Hoy es el quinto aniversario del fallecimiento de Nelson Mandela, uno de los líderes internacionales cuya vida y obra merece el reconocimiento de la mayor parte de la humanidad. En tiempos tan convulsionados, son cada vez menos las figuras que generan consensos unánimes, y el sudafricano lo logró a fuerza de convicciones, de luchar por la hermandad y de su propio sufrimiento.
Mandela nació en el seno de una familia de la realeza sudafricana. Su bisabuelo fue rey de los Tembu, una casa real de fuerte influencia afrodescendiente. Su padre lo bautizó como ‘Rolihlahla’ que en lenguaje Xhosa traduce ‘arma problemas’.
Luego de una infancia feliz, colmada de excelente educación, Mandela se hizo joven y escapó de su tribu una vez supo que le habían arreglado un matrimonio.
Llegó a Johanesburgo para estudiar leyes, donde se enfrentó con la realidad que vivía su país: el apartheid. Se trataba de un sistema de segregación racial impuesto por los Afrikáners, la minoría blanca de origen neerlandés.

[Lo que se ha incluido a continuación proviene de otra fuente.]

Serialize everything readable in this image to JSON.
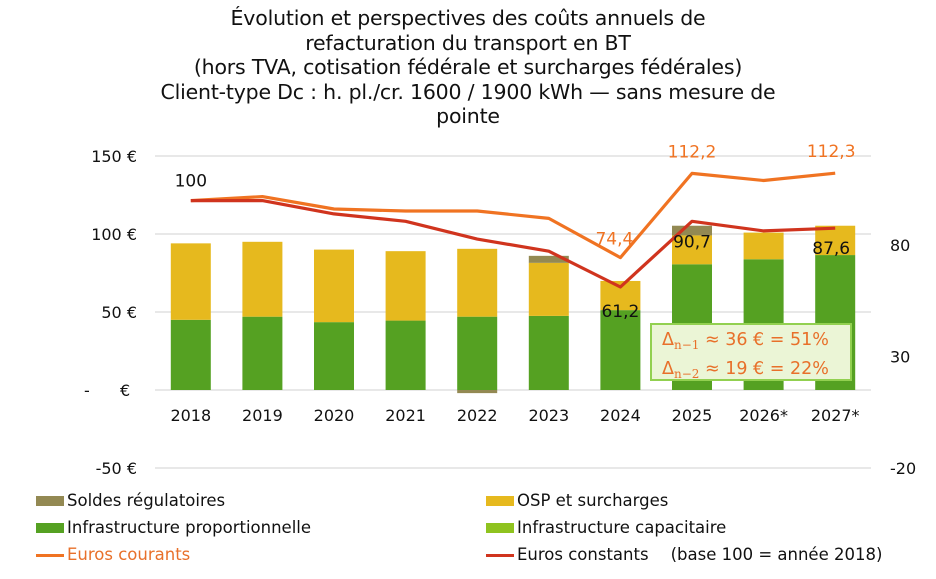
{
  "chart_data": {
    "type": "bar",
    "title_lines": [
      "Évolution et perspectives des coûts annuels de",
      "refacturation du transport en BT",
      "(hors TVA, cotisation fédérale et surcharges fédérales)",
      "Client-type Dc : h. pl./cr. 1600 / 1900 kWh — sans mesure de",
      "pointe"
    ],
    "categories": [
      "2018",
      "2019",
      "2020",
      "2021",
      "2022",
      "2023",
      "2024",
      "2025",
      "2026*",
      "2027*"
    ],
    "stacked": true,
    "y_left": {
      "min": -50,
      "max": 150,
      "ticks": [
        150,
        100,
        50,
        0,
        -50
      ],
      "tick_labels": [
        "150 €",
        "100 €",
        "50 €",
        "-   €",
        "-50 €"
      ]
    },
    "y_right": {
      "min": -20,
      "max": 120,
      "ticks": [
        80,
        30,
        -20
      ],
      "tick_labels": [
        "80",
        "30",
        "-20"
      ]
    },
    "grid": true,
    "series": [
      {
        "name": "Infrastructure proportionnelle",
        "type": "bar",
        "axis": "left",
        "color": "#55a122",
        "values": [
          45,
          47,
          43.5,
          44.5,
          47,
          47.5,
          51.2,
          80.6,
          83.8,
          86.5
        ]
      },
      {
        "name": "Infrastructure capacitaire",
        "type": "bar",
        "axis": "left",
        "color": "#8fc31f",
        "values": [
          0,
          0,
          0,
          0,
          0,
          0,
          0,
          0,
          0,
          0
        ]
      },
      {
        "name": "OSP et surcharges",
        "type": "bar",
        "axis": "left",
        "color": "#e6b91e",
        "values": [
          49,
          48,
          46.5,
          44.5,
          43.5,
          34,
          18.7,
          18.5,
          17.1,
          18.8
        ]
      },
      {
        "name": "Soldes régulatoires",
        "type": "bar",
        "axis": "left",
        "color": "#938953",
        "values": [
          0,
          0,
          0,
          0,
          -2,
          4.5,
          0,
          6.2,
          0,
          0
        ]
      },
      {
        "name": "Euros courants",
        "type": "line",
        "axis": "right",
        "color": "#f07322",
        "values": [
          100,
          101.8,
          96.2,
          95.3,
          95.3,
          92,
          74.4,
          112.2,
          109,
          112.3
        ]
      },
      {
        "name": "Euros constants",
        "type": "line",
        "axis": "right",
        "color": "#d0341e",
        "values": [
          100,
          100,
          94,
          90.7,
          82.7,
          77.3,
          61.2,
          90.7,
          86.4,
          87.6
        ]
      }
    ],
    "data_labels": [
      {
        "series": "Euros courants",
        "category": "2018",
        "text": "100",
        "color": "#111111"
      },
      {
        "series": "Euros courants",
        "category": "2024",
        "text": "74,4",
        "color": "#f07322"
      },
      {
        "series": "Euros courants",
        "category": "2025",
        "text": "112,2",
        "color": "#f07322"
      },
      {
        "series": "Euros courants",
        "category": "2027*",
        "text": "112,3",
        "color": "#f07322"
      },
      {
        "series": "Euros constants",
        "category": "2024",
        "text": "61,2",
        "color": "#111111"
      },
      {
        "series": "Euros constants",
        "category": "2025",
        "text": "90,7",
        "color": "#111111"
      },
      {
        "series": "Euros constants",
        "category": "2027*",
        "text": "87,6",
        "color": "#111111"
      }
    ],
    "annotation": {
      "lines": [
        {
          "delta": "Δ",
          "sub": "n−1",
          "text": " ≈ 36 € = 51%"
        },
        {
          "delta": "Δ",
          "sub": "n−2",
          "text": " ≈ 19 € = 22%"
        }
      ],
      "color": "#e8702a"
    },
    "legend": {
      "placement": "bottom",
      "items": [
        {
          "label": "Soldes régulatoires",
          "kind": "box",
          "color": "#938953",
          "text_color": "#111111"
        },
        {
          "label": "OSP et surcharges",
          "kind": "box",
          "color": "#e6b91e",
          "text_color": "#111111"
        },
        {
          "label": "Infrastructure proportionnelle",
          "kind": "box",
          "color": "#55a122",
          "text_color": "#111111"
        },
        {
          "label": "Infrastructure capacitaire",
          "kind": "box",
          "color": "#8fc31f",
          "text_color": "#111111"
        },
        {
          "label": "Euros courants",
          "kind": "line",
          "color": "#f07322",
          "text_color": "#e8702a"
        },
        {
          "label": "Euros constants",
          "kind": "line",
          "color": "#d0341e",
          "text_color": "#111111"
        }
      ],
      "note": "(base 100 = année 2018)"
    }
  }
}
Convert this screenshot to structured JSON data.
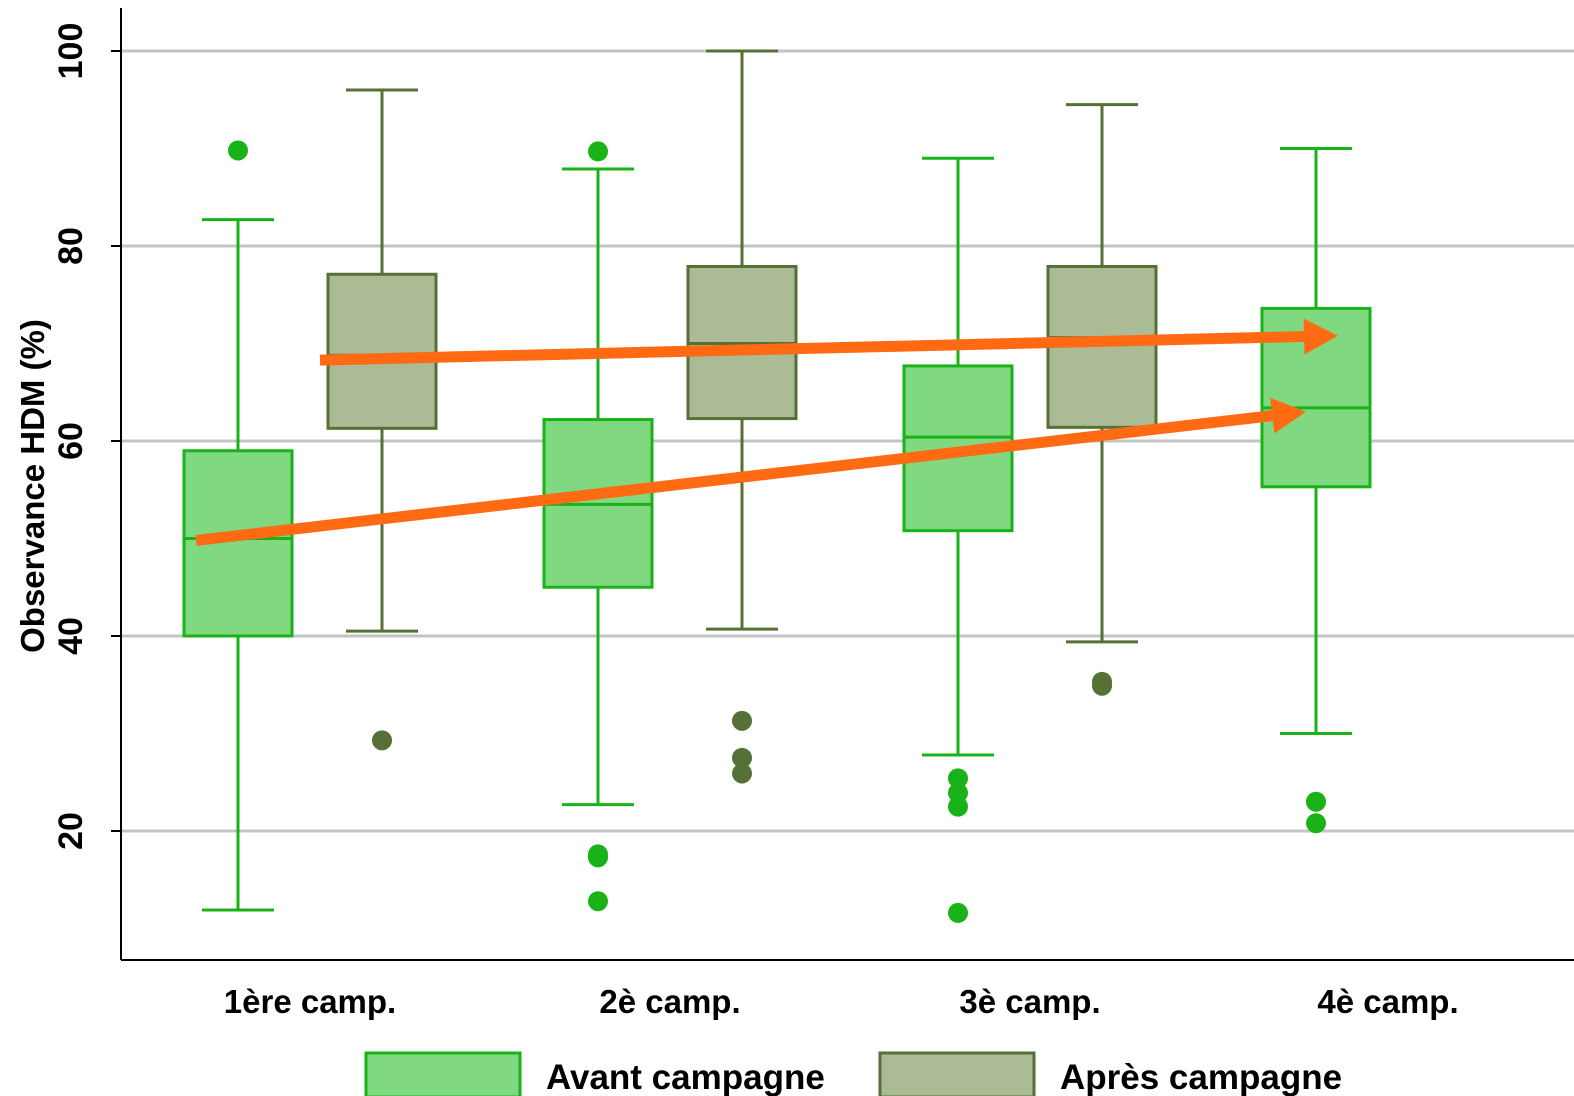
{
  "chart_data": {
    "type": "box",
    "ylabel": "Observance HDM (%)",
    "xlabel": "",
    "ylim": [
      7,
      104
    ],
    "yticks": [
      20,
      40,
      60,
      80,
      100
    ],
    "grid": true,
    "legend_position": "bottom",
    "categories": [
      "1ère camp.",
      "2è camp.",
      "3è camp.",
      "4è camp."
    ],
    "series": [
      {
        "name": "Avant campagne",
        "fill": "#80d880",
        "stroke": "#19b319",
        "boxes": [
          {
            "category": "1ère camp.",
            "whisker_low": 11.9,
            "q1": 40.0,
            "median": 50.0,
            "q3": 59.0,
            "whisker_high": 82.7,
            "outliers": [
              89.8
            ]
          },
          {
            "category": "2è camp.",
            "whisker_low": 22.7,
            "q1": 45.0,
            "median": 53.5,
            "q3": 62.2,
            "whisker_high": 87.9,
            "outliers": [
              89.7,
              17.6,
              17.3,
              12.8
            ]
          },
          {
            "category": "3è camp.",
            "whisker_low": 27.8,
            "q1": 50.8,
            "median": 60.4,
            "q3": 67.7,
            "whisker_high": 89.0,
            "outliers": [
              25.4,
              23.9,
              22.5,
              11.6
            ]
          },
          {
            "category": "4è camp.",
            "whisker_low": 30.0,
            "q1": 55.3,
            "median": 63.4,
            "q3": 73.6,
            "whisker_high": 90.0,
            "outliers": [
              23.0,
              20.8
            ]
          }
        ]
      },
      {
        "name": "Après campagne",
        "fill": "#abbb96",
        "stroke": "#567135",
        "boxes": [
          {
            "category": "1ère camp.",
            "whisker_low": 40.5,
            "q1": 61.3,
            "median": 68.8,
            "q3": 77.1,
            "whisker_high": 96.0,
            "outliers": [
              29.3
            ]
          },
          {
            "category": "2è camp.",
            "whisker_low": 40.7,
            "q1": 62.3,
            "median": 70.0,
            "q3": 77.9,
            "whisker_high": 100.0,
            "outliers": [
              31.3,
              27.5,
              25.9
            ]
          },
          {
            "category": "3è camp.",
            "whisker_low": 39.4,
            "q1": 61.4,
            "median": 70.6,
            "q3": 77.9,
            "whisker_high": 94.5,
            "outliers": [
              35.3,
              34.9
            ]
          }
        ]
      }
    ],
    "annotations": [
      {
        "type": "arrow",
        "color": "#ff6a13",
        "from": {
          "category": "1ère camp.",
          "series": "Après campagne",
          "y": 68.3
        },
        "to": {
          "category": "4è camp.",
          "series": "Avant campagne",
          "y": 70.8
        }
      },
      {
        "type": "arrow",
        "color": "#ff6a13",
        "from": {
          "category": "1ère camp.",
          "series": "Avant campagne",
          "y": 49.8
        },
        "to": {
          "category": "4è camp.",
          "series": "Avant campagne",
          "y": 63.0
        }
      }
    ]
  }
}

Tras graduarse como abogado, Mandela comenzó un camino de activismo social con grupos juveniles adheridos al partido político del Congreso Nacional Africano.
Sus manifestaciones en público, con llamados a la desobeciencia civil para exigir igualdad de derechos civiles a favor del pueblo afro, le hicieron ganar protagonismo en Sudáfrica.
En 1956 Mandela fue arrestado por primera vez y enjuiciado por traición. Pero el panorama empeoraría terriblemente en 1962, cuando sería privado de su libertad.
Mandela pasó encarcelado un periodo de 27 años, casi tres décadas.
Lo liberaron sólo por miedo a que muriera preso, y eso desatara un caos por la reacción de sus seguidores. También la presión internacional sobre el Gobierno de Sudáfrica logró poner en libertad a Mandela en 1990. A partir de allí, su partido, el Congreso Nacional Africano ganó los comicios y fue elegido presidente. Su lucha para abolir la ley del apartheid, y ponerle fin a la discriminación racial en su país le valió el premio Nobel de Paz en 1993.
Niño feliz, joven perseguido, adulto luchador. Preso sin causa, presidente, Nobel de la Paz. Todo eso fue Mandela, un hombre, un símbolo. Murió a sus 95 años el 5 de diciembre de 2013.